Security Rule safeguards for ePHI
- Administrative: risk analysis and risk management, assigned security responsibility, workforce training, and sanctions.
- Physical: facility access controls, device and media controls, secure workstations, proper disposal.
- Technical: access controls, unique IDs, multi-factor authentication, audit logging, integrity controls, and transmission security (encryption in transit).
Breach Notification and incident response
- Maintain procedures to detect, investigate, and risk-assess incidents involving PHI.
- Notify affected individuals, HHS, and sometimes the media without unreasonable delay if a breach occurs.
Business associate management
- Execute business associate agreements that define permitted uses/disclosures and required safeguards.
- Extend obligations to subcontractors that handle PHI.
Governance and documentation
- Designate privacy and security officers; review policies at least annually.
- Retain required documentation for at least six years and conduct periodic audits.
Protecting PHI in Practice
Practical controls turn policy into protection.

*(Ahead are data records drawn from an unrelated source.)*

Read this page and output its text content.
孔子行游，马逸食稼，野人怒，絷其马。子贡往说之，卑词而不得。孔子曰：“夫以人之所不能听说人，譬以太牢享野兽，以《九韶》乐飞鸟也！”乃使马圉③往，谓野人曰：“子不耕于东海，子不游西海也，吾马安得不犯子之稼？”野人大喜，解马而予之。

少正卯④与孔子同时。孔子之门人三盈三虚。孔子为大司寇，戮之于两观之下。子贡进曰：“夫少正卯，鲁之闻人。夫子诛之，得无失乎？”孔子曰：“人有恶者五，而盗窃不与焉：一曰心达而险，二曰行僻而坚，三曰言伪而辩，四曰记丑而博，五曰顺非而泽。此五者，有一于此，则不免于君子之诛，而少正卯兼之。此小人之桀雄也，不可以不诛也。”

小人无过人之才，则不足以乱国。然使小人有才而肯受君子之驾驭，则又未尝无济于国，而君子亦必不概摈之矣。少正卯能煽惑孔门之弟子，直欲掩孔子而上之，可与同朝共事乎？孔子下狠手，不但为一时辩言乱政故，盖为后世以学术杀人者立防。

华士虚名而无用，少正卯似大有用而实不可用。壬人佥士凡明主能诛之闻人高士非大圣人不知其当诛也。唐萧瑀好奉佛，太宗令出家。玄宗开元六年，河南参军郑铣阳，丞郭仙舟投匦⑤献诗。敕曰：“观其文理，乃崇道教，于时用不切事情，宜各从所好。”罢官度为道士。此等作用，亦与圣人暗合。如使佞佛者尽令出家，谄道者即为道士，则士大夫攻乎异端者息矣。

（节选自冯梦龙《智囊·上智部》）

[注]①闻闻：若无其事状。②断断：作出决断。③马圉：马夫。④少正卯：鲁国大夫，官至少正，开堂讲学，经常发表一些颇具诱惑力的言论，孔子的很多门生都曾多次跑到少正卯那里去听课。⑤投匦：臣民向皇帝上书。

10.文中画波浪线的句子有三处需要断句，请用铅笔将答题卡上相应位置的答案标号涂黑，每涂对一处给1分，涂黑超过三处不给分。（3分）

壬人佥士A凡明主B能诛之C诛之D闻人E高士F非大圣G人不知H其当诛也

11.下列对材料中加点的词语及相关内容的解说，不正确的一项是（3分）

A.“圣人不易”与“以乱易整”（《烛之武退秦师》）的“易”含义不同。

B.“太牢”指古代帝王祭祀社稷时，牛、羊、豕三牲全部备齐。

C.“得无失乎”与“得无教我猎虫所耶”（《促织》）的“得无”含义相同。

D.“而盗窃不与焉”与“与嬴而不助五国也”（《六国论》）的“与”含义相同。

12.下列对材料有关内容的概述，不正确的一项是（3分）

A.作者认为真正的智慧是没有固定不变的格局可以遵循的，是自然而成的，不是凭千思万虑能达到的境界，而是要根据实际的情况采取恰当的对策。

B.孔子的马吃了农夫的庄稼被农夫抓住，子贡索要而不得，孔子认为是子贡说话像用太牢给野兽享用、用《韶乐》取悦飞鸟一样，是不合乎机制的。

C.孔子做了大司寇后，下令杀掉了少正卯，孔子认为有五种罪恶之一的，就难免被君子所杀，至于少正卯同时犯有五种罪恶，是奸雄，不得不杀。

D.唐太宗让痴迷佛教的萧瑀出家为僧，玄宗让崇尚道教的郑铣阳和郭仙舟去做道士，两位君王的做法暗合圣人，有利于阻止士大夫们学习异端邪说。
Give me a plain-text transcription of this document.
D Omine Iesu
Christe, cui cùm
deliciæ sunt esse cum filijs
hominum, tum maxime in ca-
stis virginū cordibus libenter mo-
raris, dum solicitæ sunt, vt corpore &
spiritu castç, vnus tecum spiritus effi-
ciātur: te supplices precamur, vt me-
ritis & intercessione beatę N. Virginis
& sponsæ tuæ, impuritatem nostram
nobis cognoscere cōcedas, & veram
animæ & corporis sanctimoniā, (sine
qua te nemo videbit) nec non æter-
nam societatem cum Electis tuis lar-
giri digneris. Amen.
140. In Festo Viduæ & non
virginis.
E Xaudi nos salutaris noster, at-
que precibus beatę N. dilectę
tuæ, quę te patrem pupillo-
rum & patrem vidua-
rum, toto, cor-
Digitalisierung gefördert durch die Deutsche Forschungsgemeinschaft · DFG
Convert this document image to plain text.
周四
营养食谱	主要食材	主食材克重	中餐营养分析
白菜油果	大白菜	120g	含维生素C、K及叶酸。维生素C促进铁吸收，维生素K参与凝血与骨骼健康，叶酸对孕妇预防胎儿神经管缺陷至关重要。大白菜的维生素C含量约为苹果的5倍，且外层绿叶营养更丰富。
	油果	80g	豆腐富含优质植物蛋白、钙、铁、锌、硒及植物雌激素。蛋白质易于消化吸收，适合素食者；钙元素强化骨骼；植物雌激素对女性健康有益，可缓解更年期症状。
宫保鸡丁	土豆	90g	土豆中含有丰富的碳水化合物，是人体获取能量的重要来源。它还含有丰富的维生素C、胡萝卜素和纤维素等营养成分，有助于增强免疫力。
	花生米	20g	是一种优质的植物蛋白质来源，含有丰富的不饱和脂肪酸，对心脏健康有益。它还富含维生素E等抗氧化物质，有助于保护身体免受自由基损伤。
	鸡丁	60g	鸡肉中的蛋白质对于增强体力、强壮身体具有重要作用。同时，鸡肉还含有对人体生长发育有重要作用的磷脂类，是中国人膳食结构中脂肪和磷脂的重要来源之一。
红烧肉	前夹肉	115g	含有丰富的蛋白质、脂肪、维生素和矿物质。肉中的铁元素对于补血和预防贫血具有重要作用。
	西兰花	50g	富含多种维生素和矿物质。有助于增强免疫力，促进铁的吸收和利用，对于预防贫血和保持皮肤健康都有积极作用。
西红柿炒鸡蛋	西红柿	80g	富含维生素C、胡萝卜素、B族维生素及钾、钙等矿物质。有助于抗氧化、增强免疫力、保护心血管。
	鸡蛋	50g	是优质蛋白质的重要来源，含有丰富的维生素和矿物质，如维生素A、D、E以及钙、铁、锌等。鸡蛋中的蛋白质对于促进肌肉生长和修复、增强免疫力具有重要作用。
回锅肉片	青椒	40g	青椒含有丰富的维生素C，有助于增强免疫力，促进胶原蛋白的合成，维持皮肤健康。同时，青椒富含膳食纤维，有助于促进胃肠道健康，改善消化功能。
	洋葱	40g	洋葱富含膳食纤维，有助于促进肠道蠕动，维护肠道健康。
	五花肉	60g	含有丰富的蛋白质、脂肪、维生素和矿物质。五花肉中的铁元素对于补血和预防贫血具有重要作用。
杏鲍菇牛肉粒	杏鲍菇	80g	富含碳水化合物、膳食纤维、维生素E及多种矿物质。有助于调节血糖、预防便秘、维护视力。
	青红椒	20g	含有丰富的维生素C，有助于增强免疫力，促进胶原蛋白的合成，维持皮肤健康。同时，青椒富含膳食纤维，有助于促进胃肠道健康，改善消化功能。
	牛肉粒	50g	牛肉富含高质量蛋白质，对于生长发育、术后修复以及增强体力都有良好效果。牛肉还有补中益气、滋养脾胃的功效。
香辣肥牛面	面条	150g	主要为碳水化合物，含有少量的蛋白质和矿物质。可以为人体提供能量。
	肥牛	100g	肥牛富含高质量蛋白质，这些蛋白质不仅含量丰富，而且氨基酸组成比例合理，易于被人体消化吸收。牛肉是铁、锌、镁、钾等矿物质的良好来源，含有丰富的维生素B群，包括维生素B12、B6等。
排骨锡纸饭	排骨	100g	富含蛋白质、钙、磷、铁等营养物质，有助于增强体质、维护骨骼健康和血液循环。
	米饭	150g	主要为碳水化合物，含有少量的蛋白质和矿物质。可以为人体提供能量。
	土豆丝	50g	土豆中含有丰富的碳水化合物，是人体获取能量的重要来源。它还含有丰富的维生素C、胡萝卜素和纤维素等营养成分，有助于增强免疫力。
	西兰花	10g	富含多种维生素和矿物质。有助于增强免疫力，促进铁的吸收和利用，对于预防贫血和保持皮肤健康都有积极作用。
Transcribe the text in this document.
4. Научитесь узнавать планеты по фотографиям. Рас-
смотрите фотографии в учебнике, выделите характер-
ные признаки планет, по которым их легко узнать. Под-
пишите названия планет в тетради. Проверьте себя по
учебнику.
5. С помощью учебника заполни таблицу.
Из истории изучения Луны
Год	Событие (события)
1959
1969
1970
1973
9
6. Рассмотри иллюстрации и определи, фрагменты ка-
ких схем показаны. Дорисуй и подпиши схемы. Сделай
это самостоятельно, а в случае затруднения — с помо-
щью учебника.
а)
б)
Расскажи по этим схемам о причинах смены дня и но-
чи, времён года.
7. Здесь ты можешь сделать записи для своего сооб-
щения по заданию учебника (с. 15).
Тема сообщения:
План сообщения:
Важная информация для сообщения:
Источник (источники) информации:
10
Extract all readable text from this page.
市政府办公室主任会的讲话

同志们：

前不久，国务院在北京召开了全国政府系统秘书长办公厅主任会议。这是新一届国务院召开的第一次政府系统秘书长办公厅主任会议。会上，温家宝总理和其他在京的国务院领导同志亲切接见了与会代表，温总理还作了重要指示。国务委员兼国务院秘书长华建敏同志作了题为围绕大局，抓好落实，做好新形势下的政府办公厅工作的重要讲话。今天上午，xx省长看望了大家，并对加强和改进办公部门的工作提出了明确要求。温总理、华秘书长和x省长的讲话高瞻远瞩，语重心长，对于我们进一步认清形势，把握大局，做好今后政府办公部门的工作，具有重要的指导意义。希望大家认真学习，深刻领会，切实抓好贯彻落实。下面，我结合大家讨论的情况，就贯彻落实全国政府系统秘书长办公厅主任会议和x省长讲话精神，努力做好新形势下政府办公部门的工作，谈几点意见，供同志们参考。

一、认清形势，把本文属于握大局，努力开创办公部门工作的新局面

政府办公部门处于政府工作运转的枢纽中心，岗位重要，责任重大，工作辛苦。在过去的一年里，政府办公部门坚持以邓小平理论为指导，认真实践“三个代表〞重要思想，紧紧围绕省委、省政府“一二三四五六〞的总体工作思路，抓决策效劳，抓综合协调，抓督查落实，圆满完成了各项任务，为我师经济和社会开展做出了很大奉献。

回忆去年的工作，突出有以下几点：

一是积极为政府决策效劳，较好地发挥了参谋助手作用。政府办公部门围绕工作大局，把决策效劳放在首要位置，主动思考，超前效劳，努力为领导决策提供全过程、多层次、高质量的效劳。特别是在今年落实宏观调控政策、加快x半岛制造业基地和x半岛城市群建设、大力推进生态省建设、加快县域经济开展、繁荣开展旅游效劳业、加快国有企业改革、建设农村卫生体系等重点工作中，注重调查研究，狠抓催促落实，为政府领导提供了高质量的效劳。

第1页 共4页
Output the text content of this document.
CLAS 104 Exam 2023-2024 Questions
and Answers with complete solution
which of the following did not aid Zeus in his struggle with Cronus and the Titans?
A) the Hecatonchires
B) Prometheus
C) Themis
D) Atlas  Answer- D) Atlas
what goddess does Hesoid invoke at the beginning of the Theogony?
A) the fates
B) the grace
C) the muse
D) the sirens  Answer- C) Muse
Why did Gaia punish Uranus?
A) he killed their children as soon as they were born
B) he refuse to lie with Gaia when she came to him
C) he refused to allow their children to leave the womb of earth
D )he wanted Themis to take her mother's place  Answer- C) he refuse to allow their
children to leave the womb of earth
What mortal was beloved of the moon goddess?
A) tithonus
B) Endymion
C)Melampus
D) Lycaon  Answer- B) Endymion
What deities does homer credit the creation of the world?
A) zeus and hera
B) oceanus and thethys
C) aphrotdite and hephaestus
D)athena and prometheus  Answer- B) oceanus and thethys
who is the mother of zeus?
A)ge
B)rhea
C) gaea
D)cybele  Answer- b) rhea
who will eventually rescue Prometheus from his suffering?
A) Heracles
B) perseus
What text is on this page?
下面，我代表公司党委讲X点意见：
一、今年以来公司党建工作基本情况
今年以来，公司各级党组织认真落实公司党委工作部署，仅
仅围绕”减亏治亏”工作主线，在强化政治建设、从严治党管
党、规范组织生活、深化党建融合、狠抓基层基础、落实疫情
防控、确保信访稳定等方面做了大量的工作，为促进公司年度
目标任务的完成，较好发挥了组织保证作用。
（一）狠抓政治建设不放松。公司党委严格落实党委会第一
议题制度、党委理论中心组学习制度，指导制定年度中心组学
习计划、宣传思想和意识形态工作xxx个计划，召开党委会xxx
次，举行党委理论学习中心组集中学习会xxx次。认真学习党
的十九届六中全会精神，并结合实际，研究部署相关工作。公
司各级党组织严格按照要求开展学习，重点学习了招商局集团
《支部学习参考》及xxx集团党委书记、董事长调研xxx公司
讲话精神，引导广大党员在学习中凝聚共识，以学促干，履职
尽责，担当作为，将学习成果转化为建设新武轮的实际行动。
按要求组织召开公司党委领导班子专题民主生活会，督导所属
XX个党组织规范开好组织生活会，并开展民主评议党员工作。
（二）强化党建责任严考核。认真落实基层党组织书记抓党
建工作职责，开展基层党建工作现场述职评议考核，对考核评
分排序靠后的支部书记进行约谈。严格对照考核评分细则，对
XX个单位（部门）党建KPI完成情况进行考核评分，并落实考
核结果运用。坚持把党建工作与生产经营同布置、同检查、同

The following steps help you operationalize healthcare data privacy and HIPAA compliance every day.
Data lifecycle and access
- Inventory systems that store or transmit PHI and classify data by sensitivity.
- Implement role-based access controls and enforce the minimum necessary standard.
- Use data loss prevention and tokenization or pseudonymization where appropriate.
Technology safeguards
- Encrypt ePHI at rest and in transit; enable TLS for email and portals.
- Adopt multi-factor authentication, strong passwords, and session timeouts.
- Harden endpoints and mobile devices with MDM, patching, and remote wipe; restrict removable media.
- Centralize logging, monitor for anomalies, and regularly test backups and recovery.
Workforce and third parties
- Provide role-specific training and phishing simulations; document sanctions for violations.
- Conduct vendor due diligence, execute BAAs, and monitor subcontractors that handle PHI.
- Establish secure messaging and telehealth practices; prohibit unapproved texting of PHI.
Conclusion
PHI under HIPAA is individually identifiable health information connected to care or payment and held by covered entities or business associates. Knowing the scope, common examples, and clear exclusions—especially de-identified data, employment records, and FERPA exemptions—helps you apply the right safeguards. Pair strong governance with practical controls to protect PHI and sustain HIPAA compliance.
FAQs.
What qualifies as Protected Health Information under HIPAA?
PHI is individually identifiable health information about a person’s health status, care, or payment that a covered entity or business associate creates, receives, maintains, or transmits. It includes identifiers plus clinical, administrative, and financial details in any medium when linked to health care.
How does HIPAA define covered entities?
Covered entities are health care providers that conduct standard electronic transactions, health plans, and health care clearinghouses. They are directly regulated by HIPAA and must safeguard PHI; their business associates must do so as well when handling PHI on their behalf.
What types of information are excluded from PHI?
De-identified data, FERPA-protected education and eligible student treatment records, employment records held by an employer, aggregate non-identifiable statistics, data in non-covered consumer apps, and information about individuals deceased for 50 years or more are not PHI. A limited data set remains PHI, subject to a data use agreement.
How is PHI protected under HIPAA?
PHI is protected through Privacy Rule limits on uses and disclosures, Security Rule administrative, physical, and technical safeguards for ePHI, and Breach Notification Rule requirements. Core practices include minimum necessary access, encryption, audit logging, workforce training, incident response, and business associate oversight.